Open road

Open Road marks my fifth collaboration with the American poet Walt Whitman (1819-1892). I respond keenly to Whitman’s very personal vision, a fusion of the spiritual and the physical, and his strongly rhythmic language, echoing the cadences of the King James Bible. In Open Road, Whitman creates his own Adam, before the fall: life-embracing, open-hearted, on an epic journey, rejoicing in the earthly paradise he finds around him.

Whitman’s long lines and purple passages are a challenge to set and to sing. The soloists deliver the more personal, incantatory lines, with the choir responding, shading, interfering, echoing. The essential relationships in the poem—those between man and woman, between the individual and the collective, and between our dual masculine and feminine natures—are embodied by the male and female soloists, in combination with the ensemble. These forces, with their rich compositional possibilities, connect back to the oratorio tradition, one beloved in English Canada since Whitman’s days.

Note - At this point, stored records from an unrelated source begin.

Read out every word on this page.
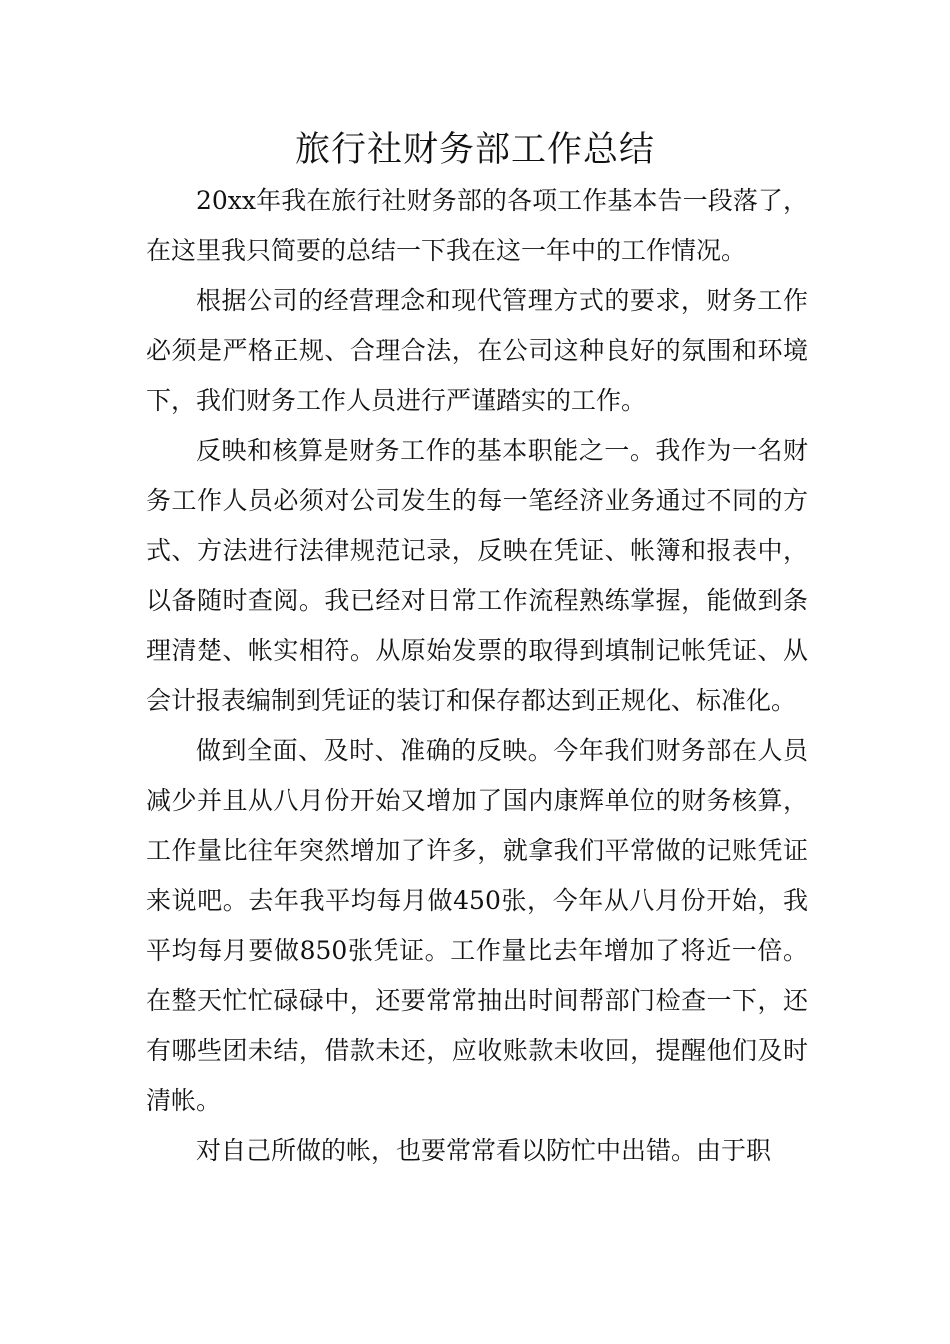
旅行社财务部工作总结

20xx年我在旅行社财务部的各项工作基本告一段落了，在这里我只简要的总结一下我在这一年中的工作情况。

根据公司的经营理念和现代管理方式的要求，财务工作必须是严格正规、合理合法，在公司这种良好的氛围和环境下，我们财务工作人员进行严谨踏实的工作。

反映和核算是财务工作的基本职能之一。我作为一名财务工作人员必须对公司发生的每一笔经济业务通过不同的方式、方法进行法律规范记录，反映在凭证、帐簿和报表中，以备随时查阅。我已经对日常工作流程熟练掌握，能做到条理清楚、帐实相符。从原始发票的取得到填制记帐凭证、从会计报表编制到凭证的装订和保存都达到正规化、标准化。

做到全面、及时、准确的反映。今年我们财务部在人员减少并且从八月份开始又增加了国内康辉单位的财务核算，工作量比往年突然增加了许多，就拿我们平常做的记账凭证来说吧。去年我平均每月做450张，今年从八月份开始，我平均每月要做850张凭证。工作量比去年增加了将近一倍。在整天忙忙碌碌中，还要常常抽出时间帮部门检查一下，还有哪些团未结，借款未还，应收账款未收回，提醒他们及时清帐。

对自己所做的帐，也要常常看以防忙中出错。由于职
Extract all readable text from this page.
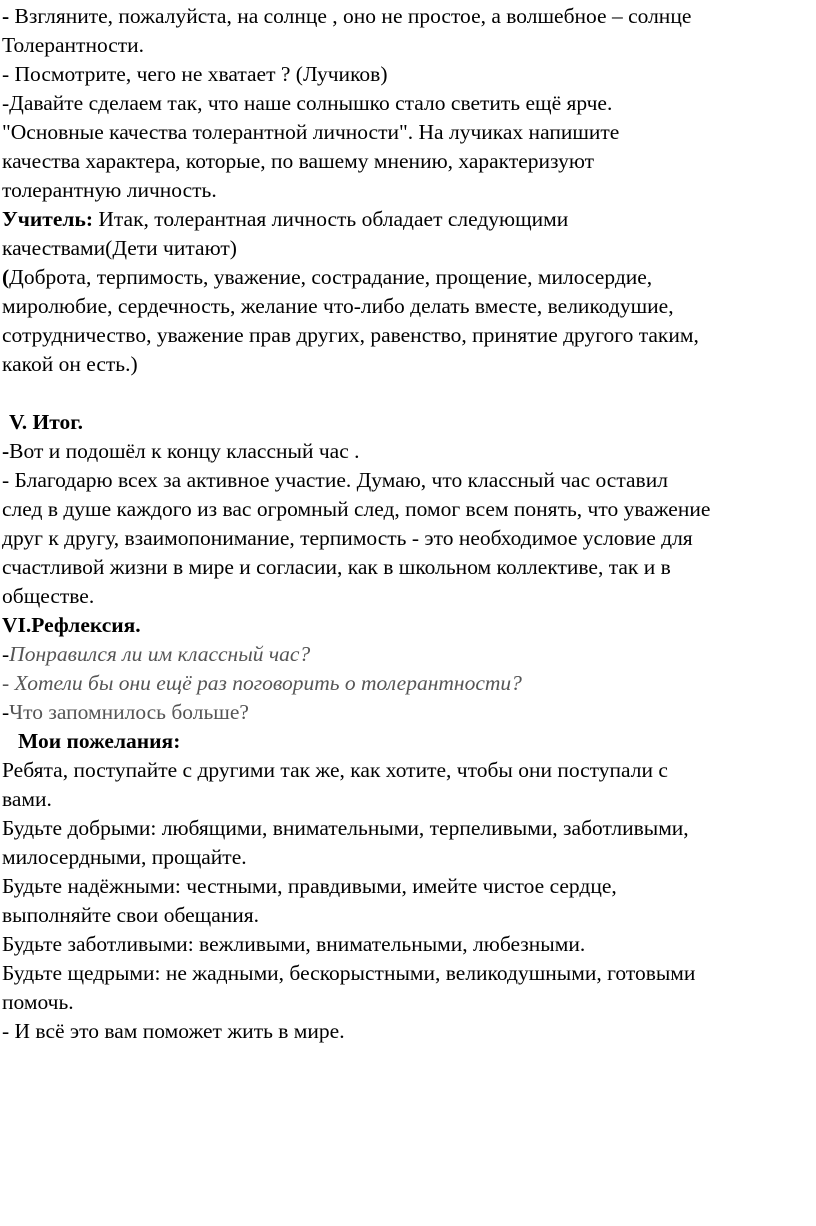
- Взгляните, пожалуйста, на солнце , оно не простое, а волшебное – солнце
Толерантности.
- Посмотрите, чего не хватает ? (Лучиков)
-Давайте сделаем так, что наше солнышко стало светить ещё ярче.
"Основные качества толерантной личности". На лучиках напишите
качества характера, которые, по вашему мнению, характеризуют
толерантную личность.
Учитель: Итак, толерантная личность обладает следующими
качествами(Дети читают)
(Доброта, терпимость, уважение, сострадание, прощение, милосердие,
миролюбие, сердечность, желание что-либо делать вместе, великодушие,
сотрудничество, уважение прав других, равенство, принятие другого таким,
какой он есть.)
V. Итог.
-Вот и подошёл к концу классный час .
- Благодарю всех за активное участие. Думаю, что классный час оставил
след в душе каждого из вас огромный след, помог всем понять, что уважение
друг к другу, взаимопонимание, терпимость - это необходимое условие для
счастливой жизни в мире и согласии, как в школьном коллективе, так и в
обществе.
VI.Рефлексия.
-Понравился ли им классный час?
- Хотели бы они ещё раз поговорить о толерантности?
-Что запомнилось больше?
Мои пожелания:
Ребята, поступайте с другими так же, как хотите, чтобы они поступали с
вами.
Будьте добрыми: любящими, внимательными, терпеливыми, заботливыми,
милосердными, прощайте.
Будьте надёжными: честными, правдивыми, имейте чистое сердце,
выполняйте свои обещания.
Будьте заботливыми: вежливыми, внимательными, любезными.
Будьте щедрыми: не жадными, бескорыстными, великодушными, готовыми
помочь.
- И всё это вам поможет жить в мире.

Open Road was commissioned by Soundstreams Canada (Lawrence Cherney, Artistic Director).

Song of the Open Road  by Walt Whitman, edited by James Rolfe

AFOOT and light-hearted, I take to the open road,
Healthy, free, the world before me,
The long brown path before me, leading wherever I choose.

Henceforth I ask not good-fortune–I myself am good fortune;
Henceforth I whimper no more, postpone no more, need nothing,
Strong and content, I travel the open road.

You air that serves me with breath to speak!
You light that wraps me and all things in delicate equable showers!
You paths worn in the irregular hollows by the roadsides!
You flagg’d walks of the cities! you strong curbs at the edges!
You ferries! you planks and posts of wharves! you timber-lined sides! you distant ships!
You rows of houses! you window-pierc’d façades! you roofs!
You porches and entrances! you copings and iron guards!
You windows whose transparent shells might expose so much!

The earth expanding right hand and left hand,
The picture alive, every part in its best light,
I think whatever I shall meet on the road I shall like, and whoever beholds me shall like me;
I think whoever I see must be happy.

From this hour, freedom!
From this hour I ordain myself loos’d of limits and imaginary lines,
Going where I list, my own master, total and absolute,
Pausing, searching, receiving, contemplating, divesting myself of the holds that would hold me.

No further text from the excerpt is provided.